Le secrétaire d'État américain Marco Rubio a déclaré dimanche à Bratislava que les États-Unis souhaitent une Europe "indépendante" plutôt qu'une Europe "dépendante" ou un "vassal" des États-Unis. Ses propos interviennent après un discours prononcé à Munich où il incitait les Européens à adopter la vision de Donald Trump.
Lors d'une conférence de presse avec le Premier ministre slovaque Robert Fico, Rubio a insisté sur l'importance d'un partenariat, affirmant : "Nous ne voulons pas que l'Europe soit un vassal des Etats-Unis, mais un partenaire fort.
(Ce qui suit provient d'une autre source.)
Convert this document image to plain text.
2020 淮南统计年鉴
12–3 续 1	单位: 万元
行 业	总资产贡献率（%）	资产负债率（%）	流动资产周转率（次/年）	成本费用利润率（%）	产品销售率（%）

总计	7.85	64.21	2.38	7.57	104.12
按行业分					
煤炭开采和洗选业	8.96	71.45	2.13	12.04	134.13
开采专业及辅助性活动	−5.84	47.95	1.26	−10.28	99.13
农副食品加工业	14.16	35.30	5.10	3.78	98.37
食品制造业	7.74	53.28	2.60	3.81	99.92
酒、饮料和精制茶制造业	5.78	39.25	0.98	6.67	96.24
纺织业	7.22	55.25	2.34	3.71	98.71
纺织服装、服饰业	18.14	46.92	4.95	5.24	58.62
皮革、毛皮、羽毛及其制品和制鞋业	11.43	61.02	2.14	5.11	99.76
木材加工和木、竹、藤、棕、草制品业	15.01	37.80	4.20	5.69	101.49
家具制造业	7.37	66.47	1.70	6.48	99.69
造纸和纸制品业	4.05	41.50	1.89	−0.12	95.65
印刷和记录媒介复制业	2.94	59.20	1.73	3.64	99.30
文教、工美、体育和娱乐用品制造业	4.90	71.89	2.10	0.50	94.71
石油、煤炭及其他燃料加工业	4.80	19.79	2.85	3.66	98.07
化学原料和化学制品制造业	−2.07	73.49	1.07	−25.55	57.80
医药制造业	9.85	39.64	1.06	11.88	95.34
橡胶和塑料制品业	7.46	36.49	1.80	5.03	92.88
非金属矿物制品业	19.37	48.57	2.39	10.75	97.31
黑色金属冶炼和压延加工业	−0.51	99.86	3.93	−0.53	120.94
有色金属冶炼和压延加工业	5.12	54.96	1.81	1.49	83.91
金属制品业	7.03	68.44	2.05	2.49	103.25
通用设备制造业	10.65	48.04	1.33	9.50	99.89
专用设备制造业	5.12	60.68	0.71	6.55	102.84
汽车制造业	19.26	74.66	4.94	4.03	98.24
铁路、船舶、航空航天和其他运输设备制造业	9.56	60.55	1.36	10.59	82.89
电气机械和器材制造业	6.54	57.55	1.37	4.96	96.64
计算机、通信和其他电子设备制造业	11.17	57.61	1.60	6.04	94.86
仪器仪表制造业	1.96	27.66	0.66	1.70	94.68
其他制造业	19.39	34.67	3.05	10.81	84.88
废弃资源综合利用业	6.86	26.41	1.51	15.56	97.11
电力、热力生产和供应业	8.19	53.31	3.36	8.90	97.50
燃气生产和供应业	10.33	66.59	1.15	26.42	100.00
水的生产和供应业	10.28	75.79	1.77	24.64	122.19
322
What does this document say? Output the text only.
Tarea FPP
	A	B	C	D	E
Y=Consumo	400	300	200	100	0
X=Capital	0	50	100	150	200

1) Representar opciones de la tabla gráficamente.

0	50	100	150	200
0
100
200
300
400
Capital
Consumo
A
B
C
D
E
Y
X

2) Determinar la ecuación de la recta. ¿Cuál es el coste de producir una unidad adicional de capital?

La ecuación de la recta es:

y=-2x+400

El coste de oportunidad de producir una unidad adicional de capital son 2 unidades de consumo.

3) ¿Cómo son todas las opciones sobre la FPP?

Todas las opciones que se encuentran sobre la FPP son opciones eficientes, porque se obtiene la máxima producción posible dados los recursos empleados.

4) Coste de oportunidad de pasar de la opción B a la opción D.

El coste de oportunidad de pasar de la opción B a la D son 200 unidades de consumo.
Les États-Unis ont un intérêt à voir une Europe robuste et autonome."
Rubio a évoqué les défis qui pèsent sur les relations transatlantiques, d’autant plus que l’Europe fait face à des crises variées. À Munich, il avait appelé à unir les forces pour défendre la civilisation occidentale contre des menaces telles que l'immigration massive et le déclin culturel, tout en plaidant pour un renforcement des liens avec une Europe forte.
La visite en Slovaquie de Rubio s'inscrit dans un voyage plus large en Europe centrale, où il rencontre des dirigeants proches de Trump. En soulignant le besoin d'un dialogue approfondi, il a affirmé que Trump souhaitait renforcer les relations avec des dirigeants tels que Fico.
Fico, partageant une vision souverainiste similaire à celle de Trump, a récemment exprimé ses inquiétudes sur l’état mental du président américain lors d'une visite en Floride. Toutefois, ni Washington ni Bratislava n’ont confirmé ces spéculations. Le Premier ministre slovaque a, pour sa part, qualifié ses échanges avec Trump sur l’énergie nucléaire d'"extrêmement importants".
Abordant la guerre en Ukraine, Fico a salué l'approche "rationnelle et pragmatique" de Trump, tout en admettant que la résolution du conflit ne se profilait pas à court terme. "Le rôle des États-Unis est crucial pour faciliter la fin de cette guerre meurtrière", a ajouté Rubio.
Après cette étape à Bratislava, Rubio se rend à Budapest pour rencontrer le Premier ministre Viktor Orban, un allié de Trump, qui est actuellement confronté à des défis électoraux. Orban a récemment promis de lutter contre ce qu’il considère comme des critiques injustes des médias et d'autres acteurs.
Les deux pays, Slovaquie et Hongrie, restent fortement dépendants des importations russes de combustibles fossiles, malgré les sanctions liées à l’invasion de l’Ukraine. En parallèle, ils s'opposent à la décision de l'Union européenne d'éliminer progressivement ces importations. Dans ce contexte, Washington cherche à établir des liens énergétiques plus solides avec elles, tout en naviguant sur les tensions géopolitiques en cours.